OpenAI Realtime Configuration

MODEL = "gpt-realtime-2"

await ws.send(json.dumps({
    "type": "session.update",
    "session": {
        "type": "realtime",
        "model": MODEL,
        "reasoning": {"effort": "low"},  # recommended for production voice agents
        "instructions": SYSTEM_PROMPT,
        "audio": {
            "input": {
                "format": {"type": "audio/pcm", "rate": 24000},
                "transcription": {"model": "whisper-1"},
                # Semantic VAD lets the model decide if audio is meaningful
                # speech rather than just "loud enough" - much better at
                # ignoring agent audio leaking back into the mic than a
                # level-based VAD.
                "turn_detection": {"type": "semantic_vad", "eagerness": "auto"},
            },
            "output": {
                "format": {"type": "audio/pcm", "rate": 24000},
                "voice": "marin",
            },
        },
    },
}))

Half-Duplex for Speaker Demos

If you have to play the agent through laptop or external speakers (e.g. a live demo without headphones), the agent's own voice will leak into the mic and trigger a self-interruption loop. The example provides an ALLOW_INTERRUPTION=false env flag that switches to half-duplex — muting the mic while the agent is speaking, plus a small grace period for the speaker queue to drain:

ALLOW_INTERRUPTION = os.getenv("ALLOW_INTERRUPTION", "true").lower() != "false"

async def listen_audio(ws, sentinel):
    while True:
        data = await asyncio.to_thread(audio_stream.read, CHUNK_SIZE)
        if not ALLOW_INTERRUPTION and agent_speaking:
            continue  # Drop mic audio while agent speaks
        await ws.send(json.dumps({
            "type": "input_audio_buffer.append",
            "audio": base64.b64encode(data).decode("ascii"),
        }))
        await sentinel.send_user_audio(data)

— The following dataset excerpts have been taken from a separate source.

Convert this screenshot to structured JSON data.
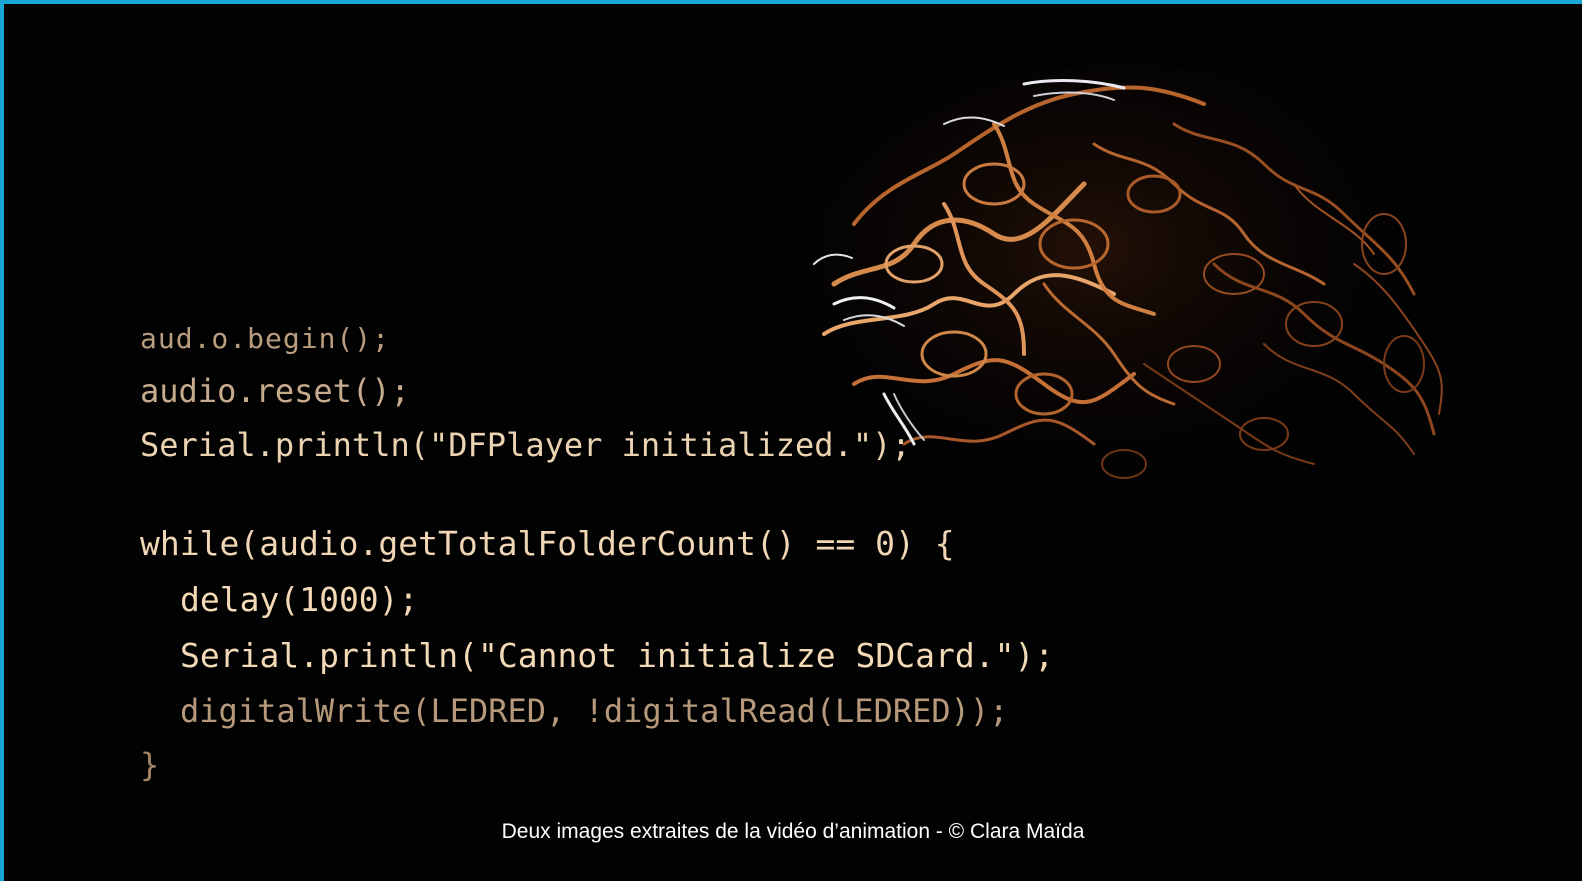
{
  "code": {
    "line1": "aud.o.begin();",
    "line2": "audio.reset();",
    "line3": "Serial.println(\"DFPlayer initialized.\");",
    "line4": "while(audio.getTotalFolderCount() == 0) {",
    "line5": "delay(1000);",
    "line6": "Serial.println(\"Cannot initialize SDCard.\");",
    "line7": "digitalWrite(LEDRED, !digitalRead(LEDRED));",
    "line8": "}"
  },
  "caption": "Deux images extraites de la vidéo d’animation - © Clara Maïda",
  "colors": {
    "frame_border": "#19a6d6",
    "background": "#020203",
    "code_text": "#f0d6b4",
    "blob_copper": "#c8763e"
  }
}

Use headphones (full-duplex) for normal development, half-duplex for stage demos.

Environment Variables

THYMIA_API_KEY=your-api-key
OPENAI_API_KEY=your-openai-key

# Optional
ALLOW_INTERRUPTION=true        # set "false" for laptop-speaker demos
THYMIA_DOB=1997-11-18          # bypass the DOB prompt
THYMIA_BIRTH_SEX=MALE          # bypass the birth-sex prompt
LOG_LEVEL=INFO                 # set DEBUG for verbose Sentinel SDK logging
WRAP_WIDTH=110                 # log word-wrap width (0 disables)

Running the Example

cd examples/openai_realtime
cp .env.example .env.local
# Edit .env.local with your API keys

uv run python src/agent.py

The example will prompt for date of birth and birth sex (press Enter for defaults, type skip to omit), then start a voice conversation using your microphone and speakers.